In der Steve Allen Show von 1963 bespielte Zappa zwei Fahrräder (damit hatte er sich die Einladung in die Show ´erwirkt´); in späteren Jahren dirigierten Zubin Mehta, Pierre Boulez und Kent Nagano einige von Zappas Orchesterwerken (L.A. Philharmonic Orchestra, Ensemble InterContemporain, London Symphony Orchestra); das Frankfurter Ensemble Modern spielte mit Frank Zappa im September 1992 – es war Zappas letzte Produktion - die ´Yellow Shark´ Konzert-Serie ein und veröffentlichte dann posthum eine weitere Einspielung: Ensemble Modern Plays Frank Zappa (Greggery Peccary & Other Persuasions, 2002). Wie William S. Burroughs in ´Naked Lunch´ führte Zappa in seinen Arbeiten beharrlich vor Augen, was da „nackt am Ende der Gabel zappelt“.
What Makes Music Laugh?
Es sind dies musikalische Originalität, Virtuosität und innovative Konzepte, Authentizität und unorthodoxe Spielhaltungen, Spielfreude und Timing, die reflektierte Gestaltung des Bühnenauftritts (aurale und visuelle Architektur) und die direkte Kommunikation mit dem Publikum (´compassionate listening´), derer es im Beziehungsdreieck zwischen Spieler – Mitspielern und Zuhörer bedarf, damit sich die Zauberkraft der Musik entfalten kann.

Musik richtet sich bekanntlich nicht an die Anschauung, sondern an die Einbildungskraft. Wir wissen aber auch: „Es kann nichts in den Verstand kommen, außer durch die Einbildungskraft“ (J.G. Fichte). In den geschichtsphilosophischen Betrachtungen von Nietzsche bis Schlegel lesen wir u.a., dass „Freude, Fröhlichkeit, die Freisetzung aller Kräfte im freien Spiel und die uneingeschränkte Autonomie eines wirklich geselligen Lebens“ die Geburt der Komödie bedingten.
Der zeitgenössische Komponist Pelle Gudmundsen-Holmgreen nennt als musikalisches Ideal die „Verbindung von Askese und Ekstase“. Die Beatpoeten sprachen von „matter in motion“. Wir sprechen von „music that matters“.
„Information ist nicht Wissen. Wissen ist nicht Weisheit. Weisheit ist nicht Wahrheit. Wahrheit ist nicht Schönheit. Schönheit ist nicht Liebe. Liebe ist nicht Musik. Musik ist das Beste“ (Frank Zappa).

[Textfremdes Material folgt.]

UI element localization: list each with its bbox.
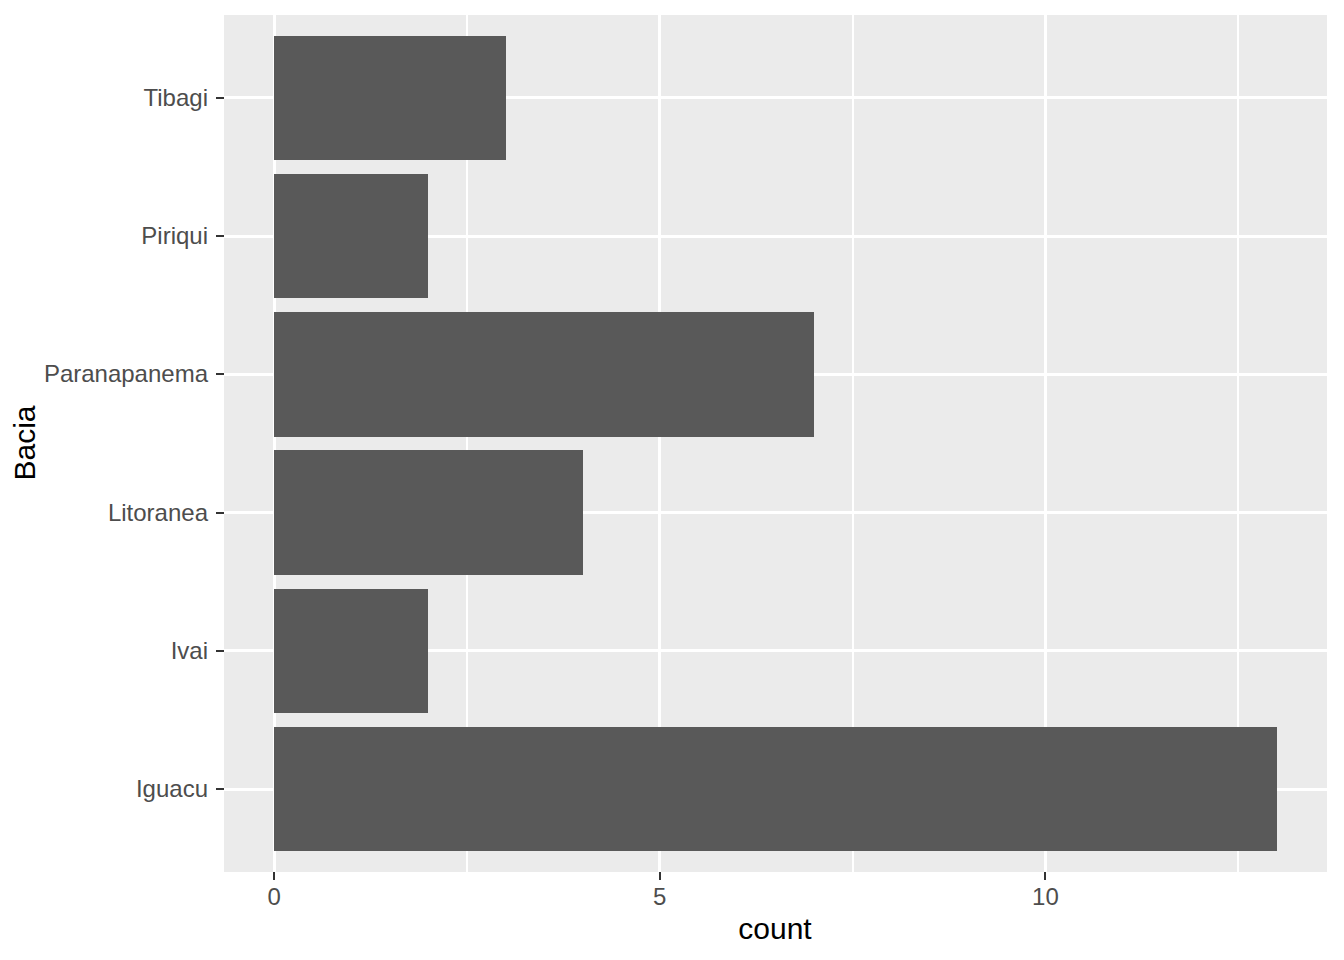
bar [274,589,428,713]
y-tick-mark [216,650,224,652]
y-tick-mark [216,235,224,237]
bar [274,727,1277,851]
y-tick-label: Ivai [0,637,208,665]
bar [274,450,583,574]
bar [274,174,428,298]
y-tick-label: Tibagi [0,84,208,112]
y-axis-title: Bacia [8,405,42,480]
bar [274,36,505,160]
y-tick-mark [216,788,224,790]
x-tick-mark [659,872,661,880]
plot-panel [224,15,1327,872]
x-tick-mark [273,872,275,880]
bar [274,312,814,436]
x-tick-mark [1044,872,1046,880]
bar-chart-figure: Bacia count Tibagi Piriqui Paranapanema Lit… [0,0,1344,960]
y-tick-mark [216,97,224,99]
y-tick-mark [216,512,224,514]
x-tick-label: 10 [1032,883,1059,911]
y-tick-mark [216,373,224,375]
y-tick-label: Piriqui [0,222,208,250]
y-tick-label: Litoranea [0,499,208,527]
x-tick-label: 0 [267,883,280,911]
x-tick-label: 5 [653,883,666,911]
y-tick-label: Iguacu [0,775,208,803]
x-axis-title: count [738,912,811,946]
y-tick-label: Paranapanema [0,360,208,388]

Zahlreiche der im Rahmen dieses Festivals präsentierten KünstlerInnen wurden neben dem klassischen Kanon entscheidend auch geprägt von den Texten und der Musik der Dadaisten, Surrealisten und Lautpoeten der 50er und 60er Jahre, von Karl Valentin, Ernst Jandl, den Marx Brothers und Spike Jones, Carl Stalling und Frank Zappa, Monty Python, den Situationisten, der Libertarian und der Fluxus-Bewegung – und nicht zuletzt von lokalen und regionalen
Kultureinflüssen, die wiederum ganz spezifische musikalische Eigenheiten und Stilistiken hervorbrachten wie die sogenannte Volksmusik, der sich eine junge Generation von MusikerInnen inzwischen fasziniert zuwendet, sie ´dekonstruiert ´ und sie so für sich erschließt (´Folklore imaginaire´). „Das Ohr ist das erste Organ, das komplett ausgebildet ist und das letzte, das
stirbt“, sagt der Komponist und Musiker Peter Roth in Thomas Lüchingers Film JOHLE UND WERCHE, den wir in deutscher Erstaufführung in Anwesenheit des Regisseurs und der Schweizer Jodler Annarosa Streiff und Kurt Annen zeigen.

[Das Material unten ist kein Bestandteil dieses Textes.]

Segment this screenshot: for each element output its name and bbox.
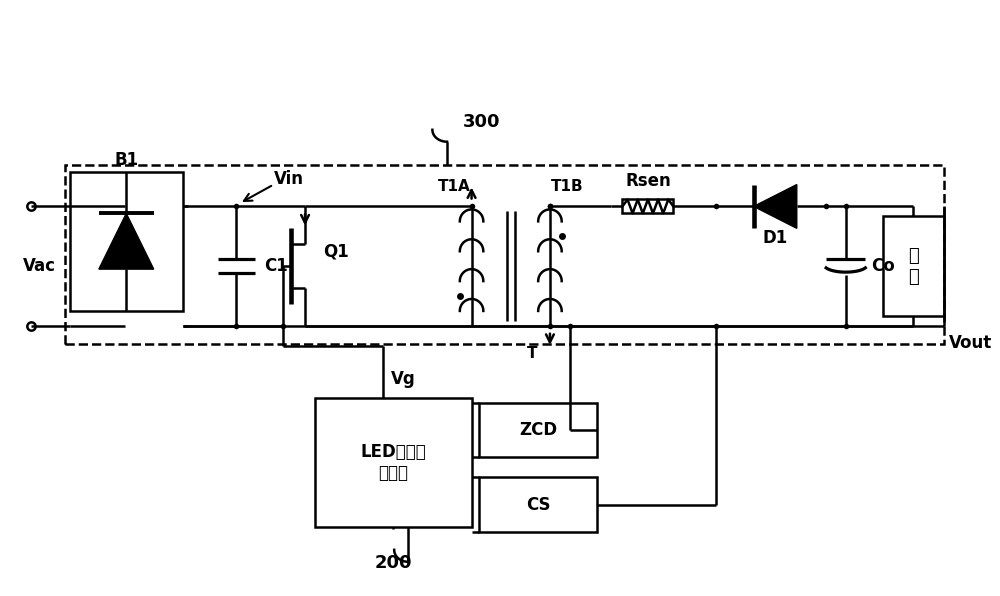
Text: LED驱动控
制电路: LED驱动控 制电路	[360, 443, 426, 482]
Text: 300: 300	[463, 113, 500, 131]
Text: Co: Co	[871, 257, 895, 275]
Text: B1: B1	[114, 151, 138, 169]
Bar	[70, 172, 183, 311]
Polygon shape	[754, 185, 797, 228]
Text: ZCD: ZCD	[519, 421, 557, 439]
Bar	[315, 398, 472, 527]
Text: CS: CS	[526, 495, 550, 514]
Bar	[65, 164, 944, 344]
Bar	[479, 402, 597, 457]
Text: D1: D1	[763, 229, 788, 247]
Text: T: T	[527, 346, 538, 361]
Text: 200: 200	[374, 554, 412, 572]
Text: 负
载: 负 载	[908, 247, 919, 285]
Text: Vin: Vin	[274, 169, 304, 188]
Bar	[622, 200, 673, 213]
Text: C1: C1	[264, 257, 288, 275]
Text: Q1: Q1	[323, 242, 348, 260]
Bar	[883, 216, 944, 316]
Text: Vac: Vac	[23, 257, 56, 275]
Text: Vout: Vout	[949, 334, 992, 352]
Text: T1B: T1B	[551, 179, 584, 194]
Text: Rsen: Rsen	[625, 172, 671, 190]
Text: T1A: T1A	[438, 179, 470, 194]
Polygon shape	[99, 213, 154, 269]
Text: Vg: Vg	[391, 370, 416, 387]
Bar	[479, 477, 597, 532]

„Damit wird klar: Klang ist von der Zeit im Mutterleib bis zum Tode eine ebenso lebenswichtige Energiequelle wie Flüssigkeit und Nahrung.“ Auch die anderen Musikfilme, die wir in diesem Rahmen zeigen, sind beispielhaft und eröffnen dem Betrachter ein ganz eigenständiges Bild- und Klang-Universum, in dem es wesentlich um Authentizität, Gestaltungskraft und Ausstrahlung geht.
Wir haben für dieses Festival eine Vielzahl herausragender und namhafter Künstler eingeladen – Filmemacher, Komponisten, Musiker und Performer -, die in einer solchen Konstellation noch nie zusammengefunden haben. Was die MusikerInnen und KünstlerInnen bei aller Unterschiedlichkeit eint, ist ihre notorisch unbestechliche Haltung, ihre Arbeit in und an der Improvisierten Musik und dem Medium Film und damit an der kontinuierlichen Erforschung und
Weiterentwicklung des musikalisch-bildnerischen Prozesses unter Einbeziehung scheinbar disparater Mittel und Materialien. Diese Tour d´horizon in Form von Konzerten, Filmen und Gesprächen will Impulse vermitteln, Begegnungen und Erkenntnisse ermöglichen und neue Sicht- & Hörweisen erschließen.
Wir danken allen Künstlerinnen und Künstlern für ihr Engagement und ihre Mitwirkung.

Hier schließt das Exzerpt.